I am fairly new to statistics so bear with me.
Two players are playing a game with a fair dice that has $n>6$ sides. The sides are labeled $1,2,3,..,n$. The one who throws a larger number wins but if the throws are equal then player one wins. What are the chances that player two wins? (the probability is a function of $n$)
I'm completely lost as to how to start. If anyone could give me a hand it would be greatly appreciated.
On
Hint: If the two throws are unequal, then the probability of player one winning is $1/2$ (Why?).
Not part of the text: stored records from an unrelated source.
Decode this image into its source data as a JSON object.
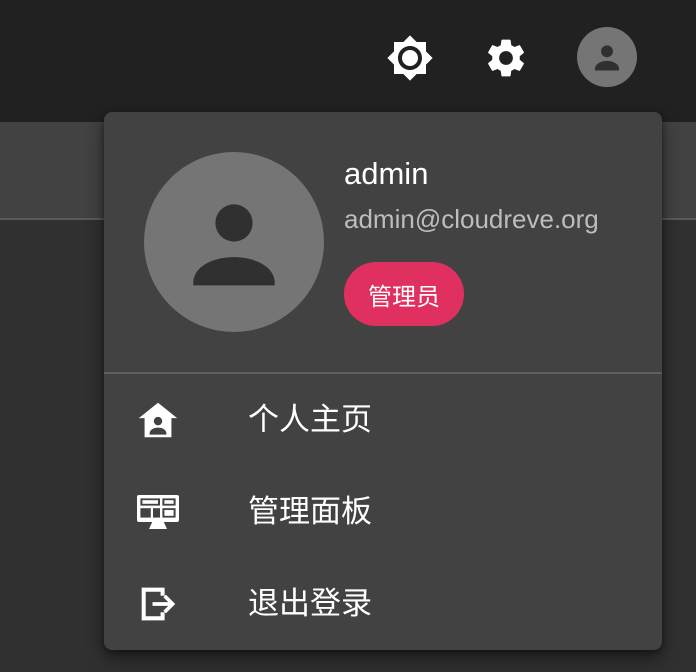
{
  "topbar": {
    "icons": [
      "brightness-icon",
      "settings-gear-icon",
      "account-avatar-icon"
    ]
  },
  "user_menu": {
    "username": "admin",
    "email": "admin@cloudreve.org",
    "role_badge": "管理员",
    "items": [
      {
        "label": "个人主页",
        "icon": "home-account-icon"
      },
      {
        "label": "管理面板",
        "icon": "admin-panel-monitor-icon"
      },
      {
        "label": "退出登录",
        "icon": "logout-icon"
      }
    ]
  },
  "colors": {
    "topbar_bg": "#212121",
    "page_bg": "#303030",
    "menu_bg": "#424242",
    "avatar_bg": "#757575",
    "badge_bg": "#e0305f"
  }
}
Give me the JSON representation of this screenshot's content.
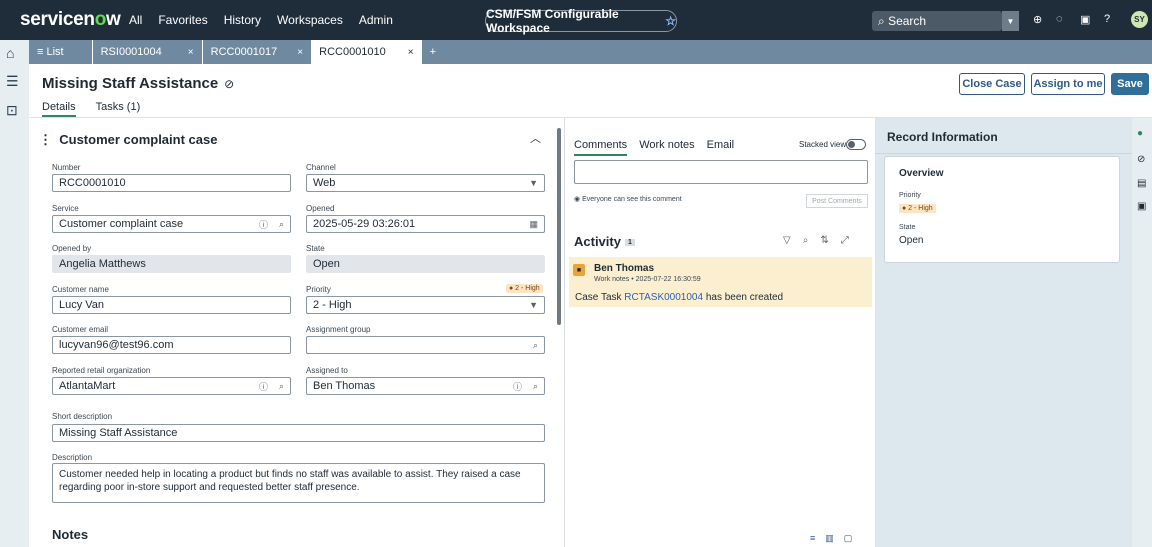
{
  "topbar": {
    "logo": "servicenow",
    "nav": [
      "All",
      "Favorites",
      "History",
      "Workspaces",
      "Admin"
    ],
    "workspace": "CSM/FSM Configurable Workspace",
    "search_placeholder": "Search",
    "avatar_initials": "SY"
  },
  "tabs": {
    "list_label": "List",
    "items": [
      "RSI0001004",
      "RCC0001017",
      "RCC0001010"
    ]
  },
  "header": {
    "title": "Missing Staff Assistance",
    "close_case": "Close Case",
    "assign_to_me": "Assign to me",
    "save": "Save",
    "subtabs": [
      "Details",
      "Tasks (1)"
    ]
  },
  "form": {
    "section_title": "Customer complaint case",
    "number_label": "Number",
    "number": "RCC0001010",
    "channel_label": "Channel",
    "channel": "Web",
    "service_label": "Service",
    "service": "Customer complaint case",
    "opened_label": "Opened",
    "opened": "2025-05-29 03:26:01",
    "opened_by_label": "Opened by",
    "opened_by": "Angelia Matthews",
    "state_label": "State",
    "state": "Open",
    "customer_name_label": "Customer name",
    "customer_name": "Lucy Van",
    "priority_label": "Priority",
    "priority": "2 - High",
    "priority_badge": "● 2 - High",
    "customer_email_label": "Customer email",
    "customer_email": "lucyvan96@test96.com",
    "assignment_group_label": "Assignment group",
    "assignment_group": "",
    "retail_org_label": "Reported retail organization",
    "retail_org": "AtlantaMart",
    "assigned_to_label": "Assigned to",
    "assigned_to": "Ben Thomas",
    "short_desc_label": "Short description",
    "short_desc": "Missing Staff Assistance",
    "description_label": "Description",
    "description": "Customer needed help in locating a product but finds no staff was available to assist. They raised a case regarding poor in-store support and requested better staff presence.",
    "notes_label": "Notes"
  },
  "activity": {
    "tabs": [
      "Comments",
      "Work notes",
      "Email"
    ],
    "stacked_view": "Stacked view",
    "visibility": "Everyone can see this comment",
    "post": "Post Comments",
    "heading": "Activity",
    "count": "1",
    "entry": {
      "author": "Ben Thomas",
      "meta": "Work notes • 2025-07-22 16:30:59",
      "text_prefix": "Case Task",
      "link": "RCTASK0001004",
      "text_suffix": "has been created"
    }
  },
  "record": {
    "heading": "Record Information",
    "overview": "Overview",
    "priority_label": "Priority",
    "priority": "● 2 - High",
    "state_label": "State",
    "state": "Open"
  }
}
The only other way player one can win is if the two throws are equal. Can you calculate that probability?
On
If the throws are different, then I claim that the chances of player $2$ winning is $1/2$. What's more, $P(\text{throws are different}) + P(\text{throws are the same}) = 1$. So, if we can work out $P(\text{throws are the same})$ then we can work out your answer. So, how many different ways can the throws be the same and what is the probability of each of these different outcomes?
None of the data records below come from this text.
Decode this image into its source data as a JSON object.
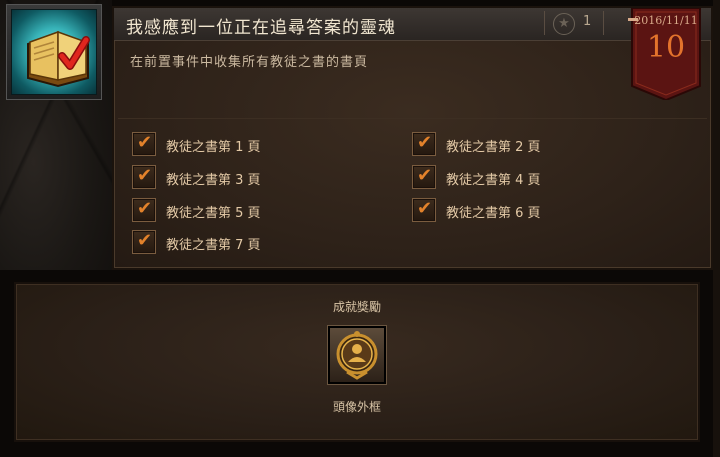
{
  "achievement": {
    "title": "我感應到一位正在追尋答案的靈魂",
    "points": "1",
    "description": "在前置事件中收集所有教徒之書的書頁",
    "icon": "golden-book-check-icon"
  },
  "completion_banner": {
    "date": "2016/11/11",
    "day": "10"
  },
  "criteria": [
    {
      "label": "教徒之書第 1 頁",
      "checked": true
    },
    {
      "label": "教徒之書第 2 頁",
      "checked": true
    },
    {
      "label": "教徒之書第 3 頁",
      "checked": true
    },
    {
      "label": "教徒之書第 4 頁",
      "checked": true
    },
    {
      "label": "教徒之書第 5 頁",
      "checked": true
    },
    {
      "label": "教徒之書第 6 頁",
      "checked": true
    },
    {
      "label": "教徒之書第 7 頁",
      "checked": true
    }
  ],
  "reward": {
    "heading": "成就獎勵",
    "name": "頭像外框",
    "icon": "portrait-frame-icon"
  },
  "colors": {
    "accent": "#e3822b",
    "banner_red": "#5b1412",
    "icon_teal": "#38b3b8"
  },
  "check_glyph": "✔"
}
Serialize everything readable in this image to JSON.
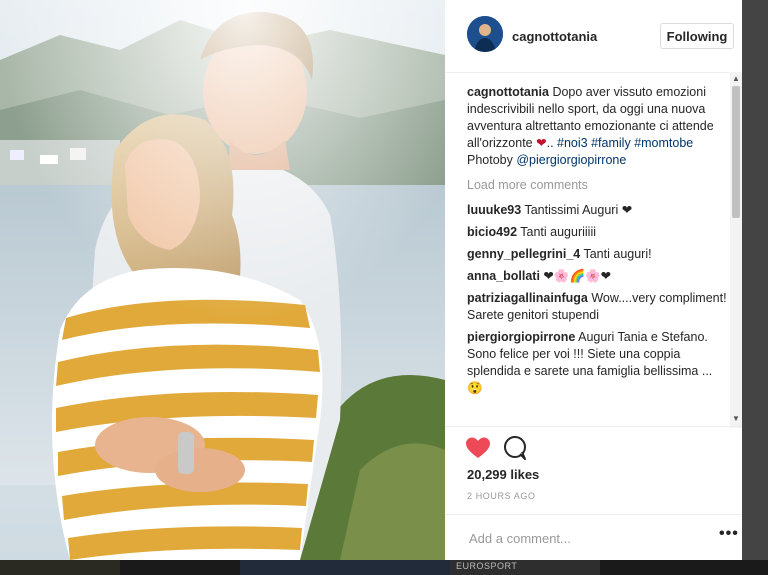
{
  "post": {
    "username": "cagnottotania",
    "follow_label": "Following",
    "caption": {
      "user": "cagnottotania",
      "text": "Dopo aver vissuto emozioni indescrivibili nello sport, da oggi una nuova avventura altrettanto emozionante ci attende all'orizzonte",
      "emoji": "❤",
      "after": "..",
      "tag1": "#noi3",
      "tag2": "#family",
      "tag3": "#momtobe",
      "photo_prefix": "Photoby",
      "photo_mention": "@piergiorgiopirrone"
    },
    "load_more": "Load more comments",
    "comments": [
      {
        "user": "luuuke93",
        "text": "Tantissimi Auguri ❤"
      },
      {
        "user": "bicio492",
        "text": "Tanti auguriiiii"
      },
      {
        "user": "genny_pellegrini_4",
        "text": "Tanti auguri!"
      },
      {
        "user": "anna_bollati",
        "text": "❤🌸🌈🌸❤"
      },
      {
        "user": "patriziagallinainfuga",
        "text": "Wow....very compliment! Sarete genitori stupendi"
      },
      {
        "user": "piergiorgiopirrone",
        "text": "Auguri Tania e Stefano. Sono felice per voi !!! Siete una coppia splendida e sarete una famiglia bellissima ... 😲"
      }
    ],
    "likes": "20,299 likes",
    "time": "2 HOURS AGO",
    "add_comment_placeholder": "Add a comment...",
    "more_label": "•••"
  },
  "background": {
    "tile_label": "EUROSPORT"
  },
  "colors": {
    "heart": "#ed4956",
    "link": "#003569",
    "text": "#262626",
    "muted": "#999999"
  },
  "icons": [
    "heart-icon",
    "comment-icon",
    "more-options-icon"
  ]
}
Well, if player $1$ throws $i$ and player $2$ throws $i$ then they are the same, and this happens with probability $1/n \times 1/n = 1/n^2$. What's more, there are $n$ possible vales that $i$ can take, that is, $i\in\{1, 2, 3, \dots, n\}$. So, $$P(\text{throws are the same}) = n \times \frac1{n^2} = \frac1n\quad \text{ and } \quad P(\text{throws are different}) = \frac{n-1}n$$ and finally $$P(\text{player 2 wins}) = \frac{n-1}{2n}.$$
We have two players. They have been given the labels one and two. I would rather call them Alicia and Beti.
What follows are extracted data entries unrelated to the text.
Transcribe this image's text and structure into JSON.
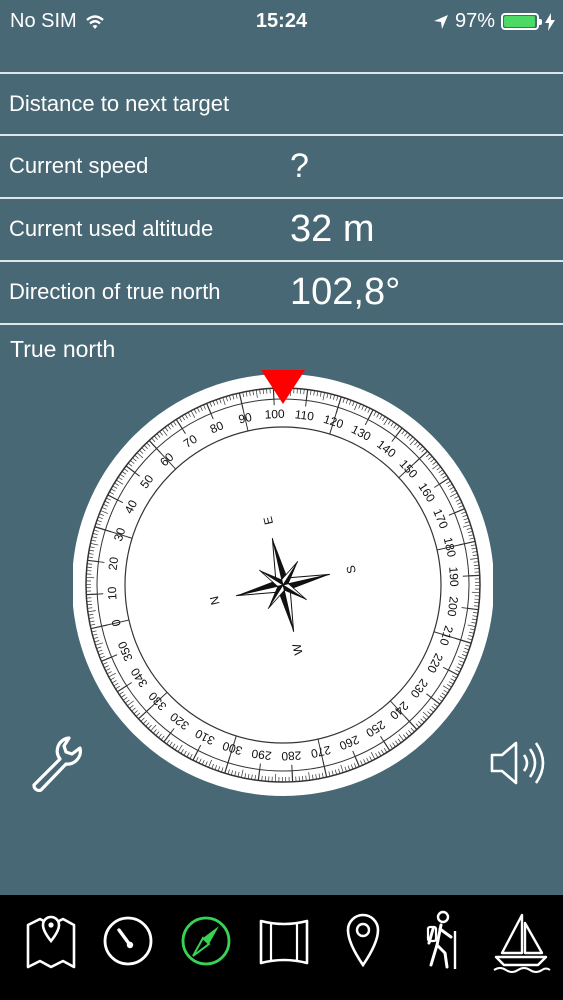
{
  "status_bar": {
    "carrier": "No SIM",
    "time": "15:24",
    "battery_percent": "97%",
    "battery_level": 0.97,
    "wifi_icon": "wifi-icon",
    "location_icon": "location-arrow-icon",
    "charging_icon": "charging-bolt-icon"
  },
  "info_rows": [
    {
      "label": "Distance to next target",
      "value": ""
    },
    {
      "label": "Current speed",
      "value": "?"
    },
    {
      "label": "Current used altitude",
      "value": "32 m"
    },
    {
      "label": "Direction of true north",
      "value": "102,8°"
    }
  ],
  "compass": {
    "title": "True north",
    "heading_degrees": 102.8,
    "inner_labels": {
      "n": "N",
      "e": "E",
      "s": "S",
      "w": "W"
    },
    "pointer_color": "#ff0000"
  },
  "buttons": {
    "settings_icon": "wrench-icon",
    "sound_icon": "speaker-icon"
  },
  "tabs": [
    {
      "icon": "map-icon",
      "active": false
    },
    {
      "icon": "speedometer-icon",
      "active": false
    },
    {
      "icon": "compass-icon",
      "active": true
    },
    {
      "icon": "panorama-icon",
      "active": false
    },
    {
      "icon": "location-pin-icon",
      "active": false
    },
    {
      "icon": "hiker-icon",
      "active": false
    },
    {
      "icon": "sailboat-icon",
      "active": false
    }
  ],
  "colors": {
    "background": "#476874",
    "tab_bar": "#000000",
    "active_tab": "#39d353",
    "battery": "#4cd964"
  }
}
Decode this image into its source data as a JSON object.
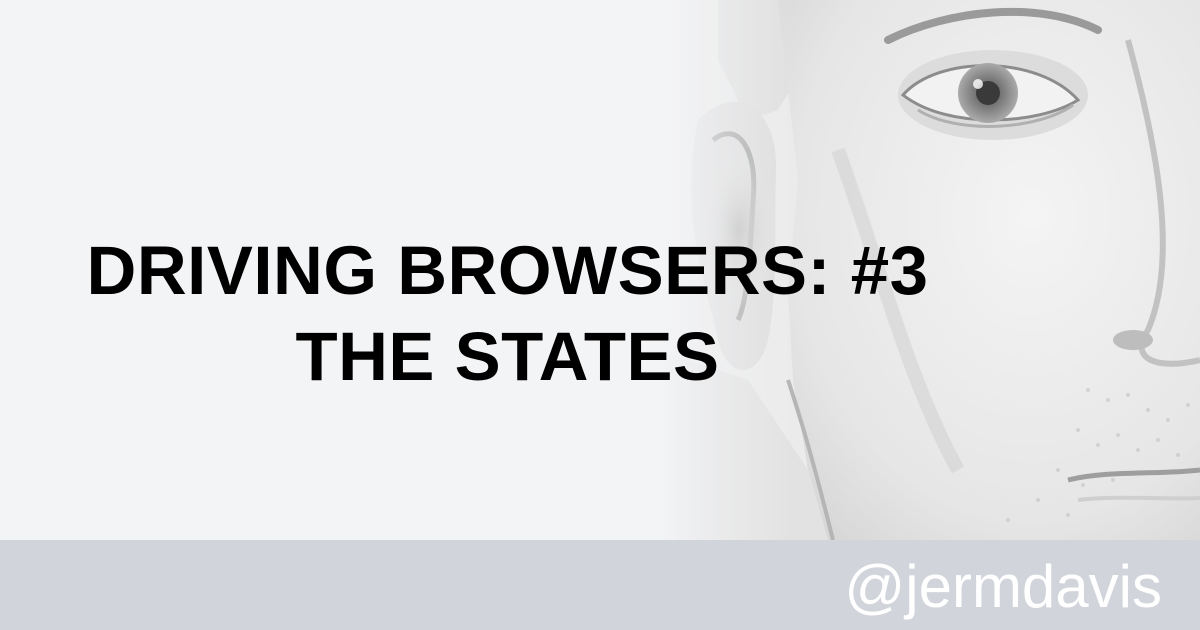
{
  "title": {
    "line1": "DRIVING BROWSERS: #3",
    "line2": "THE STATES"
  },
  "footer": {
    "handle": "@jermdavis"
  },
  "colors": {
    "background": "#f3f4f6",
    "footer_band": "#d1d4da",
    "title_text": "#000000",
    "handle_text": "#ffffff"
  },
  "image": {
    "portrait": "close-up black-and-white face, high-key, eye and ear visible"
  }
}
Alicia wins if she gets a greater number than Beti, or if she and Beti get the same number. We want to find the probability that Beti wins. In order for Beti to win she must get a number larger than Alicia's.
We may suppose that Alicia tosses first (it doesn't matter). Whatever she gets, the probability Beti matches it is $\frac{1}{n}$.
So the probability the dice don't match is $1-\frac{1}{n}$, or equivalently $\frac{n-1}{n}$. By symmetry, the probability the dice don't match and Beti has the larger number is $\frac{n-1}{2n}$.
Alicia has an edge in this game, since she also wins if the dice match. Her probability of winning is $\frac{n+1}{2n}$.